Not all radiological reports can be clearly categorized, even using relatively simple classifications such as fracture affirmed: “yes” or “no.” To define a gold standard, a board-certified radiologist served as a third reviewer and checked those cases in which the results of annotator 1 and annotator 2 did not match (Cohen’s kappa > 0.85). These results were used to measure the NLP performance.

This study has several limitations. First, the content recognition of the pre-trained commercially available NLP engine used in this work is not perfect. With more training and more manual input, it may be possible to further increase the F1 score. Currently, we are improving the NLP recognition and implementing periodic automated evaluation.
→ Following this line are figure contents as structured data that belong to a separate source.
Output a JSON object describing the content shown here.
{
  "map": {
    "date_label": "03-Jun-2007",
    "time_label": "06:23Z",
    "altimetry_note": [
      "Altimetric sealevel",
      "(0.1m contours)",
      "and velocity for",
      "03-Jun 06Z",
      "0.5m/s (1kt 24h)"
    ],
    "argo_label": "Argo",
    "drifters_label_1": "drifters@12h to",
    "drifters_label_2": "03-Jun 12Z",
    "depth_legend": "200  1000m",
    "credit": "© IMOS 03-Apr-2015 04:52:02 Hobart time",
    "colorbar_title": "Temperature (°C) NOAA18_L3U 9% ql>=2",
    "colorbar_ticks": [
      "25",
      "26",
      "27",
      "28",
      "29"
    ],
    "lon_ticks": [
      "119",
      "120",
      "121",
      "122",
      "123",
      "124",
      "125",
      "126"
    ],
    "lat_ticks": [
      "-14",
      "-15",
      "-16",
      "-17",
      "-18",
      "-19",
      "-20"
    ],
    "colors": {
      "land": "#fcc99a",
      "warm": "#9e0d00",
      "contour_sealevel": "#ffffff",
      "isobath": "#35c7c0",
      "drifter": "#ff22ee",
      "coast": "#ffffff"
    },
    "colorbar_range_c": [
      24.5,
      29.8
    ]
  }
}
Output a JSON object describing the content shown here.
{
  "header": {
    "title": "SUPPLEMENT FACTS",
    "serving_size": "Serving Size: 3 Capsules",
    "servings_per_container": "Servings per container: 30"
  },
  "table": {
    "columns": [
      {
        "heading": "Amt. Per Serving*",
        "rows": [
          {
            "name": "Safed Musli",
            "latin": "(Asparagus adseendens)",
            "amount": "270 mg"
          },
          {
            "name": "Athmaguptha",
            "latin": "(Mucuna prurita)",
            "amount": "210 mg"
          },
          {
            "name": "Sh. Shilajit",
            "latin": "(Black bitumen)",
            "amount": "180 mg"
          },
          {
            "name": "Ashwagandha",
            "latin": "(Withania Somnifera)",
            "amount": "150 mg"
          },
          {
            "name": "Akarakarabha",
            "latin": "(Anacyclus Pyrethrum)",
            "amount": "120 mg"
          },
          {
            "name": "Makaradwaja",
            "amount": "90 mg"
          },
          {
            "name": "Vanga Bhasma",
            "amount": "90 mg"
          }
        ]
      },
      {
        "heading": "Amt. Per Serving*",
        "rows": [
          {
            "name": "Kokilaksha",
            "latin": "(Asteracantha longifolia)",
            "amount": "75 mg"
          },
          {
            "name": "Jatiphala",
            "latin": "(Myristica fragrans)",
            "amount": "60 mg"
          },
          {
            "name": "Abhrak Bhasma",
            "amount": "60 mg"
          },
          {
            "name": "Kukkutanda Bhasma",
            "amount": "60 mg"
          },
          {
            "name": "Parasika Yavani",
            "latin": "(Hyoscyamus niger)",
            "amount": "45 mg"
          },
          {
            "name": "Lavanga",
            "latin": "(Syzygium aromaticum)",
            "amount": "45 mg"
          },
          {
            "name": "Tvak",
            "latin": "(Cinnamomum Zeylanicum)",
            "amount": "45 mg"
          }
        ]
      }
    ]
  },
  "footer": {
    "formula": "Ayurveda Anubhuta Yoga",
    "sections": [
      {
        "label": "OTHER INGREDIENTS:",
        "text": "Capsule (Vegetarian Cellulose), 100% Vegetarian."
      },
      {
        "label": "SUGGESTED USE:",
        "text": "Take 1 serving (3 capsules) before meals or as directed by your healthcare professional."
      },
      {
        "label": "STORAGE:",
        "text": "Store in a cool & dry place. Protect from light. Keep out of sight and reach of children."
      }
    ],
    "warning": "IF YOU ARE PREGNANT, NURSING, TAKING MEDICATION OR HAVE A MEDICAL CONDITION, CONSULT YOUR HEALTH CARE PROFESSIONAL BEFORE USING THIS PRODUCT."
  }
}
We used the NLP engine to categorize each of the 5379 reports. In this way, we avoided systematic errors that can occur when reports are analyzed by several annotators. Even a single annotator may interpret reports differently from one day to another. Second, we only searched for confirmed fractures. We did not analyze the reports for suspected or negated fractures. In these cases, the interpretation is much more difficult, because in a particular radiological report, there may be coexisting confirmed and excluded fractures at different anatomical locations. Last but not the least, fractures after surgery or during conservative therapy were described in some of the radiological reports. Thus, a certain number of the reports may have been follow-up studies. Since we analyzed every year in the same way, this bias seems likely to be negligible.

In this study, we were able to demonstrate that NLP is capable of automatically identifying relevant changes in the incidence of pathologies. As a use case, we have demonstrated this potential for fracture detection in radiological reports before and during the COVID-19 pandemic. This approach can easily be transferred to other pathologies and other examinations in order to gather epidemiologic information. Furthermore, our approach can also be used to automatically visualize temporal fluctuations in the incidence of pathologies in real time or may trigger root cause analysis.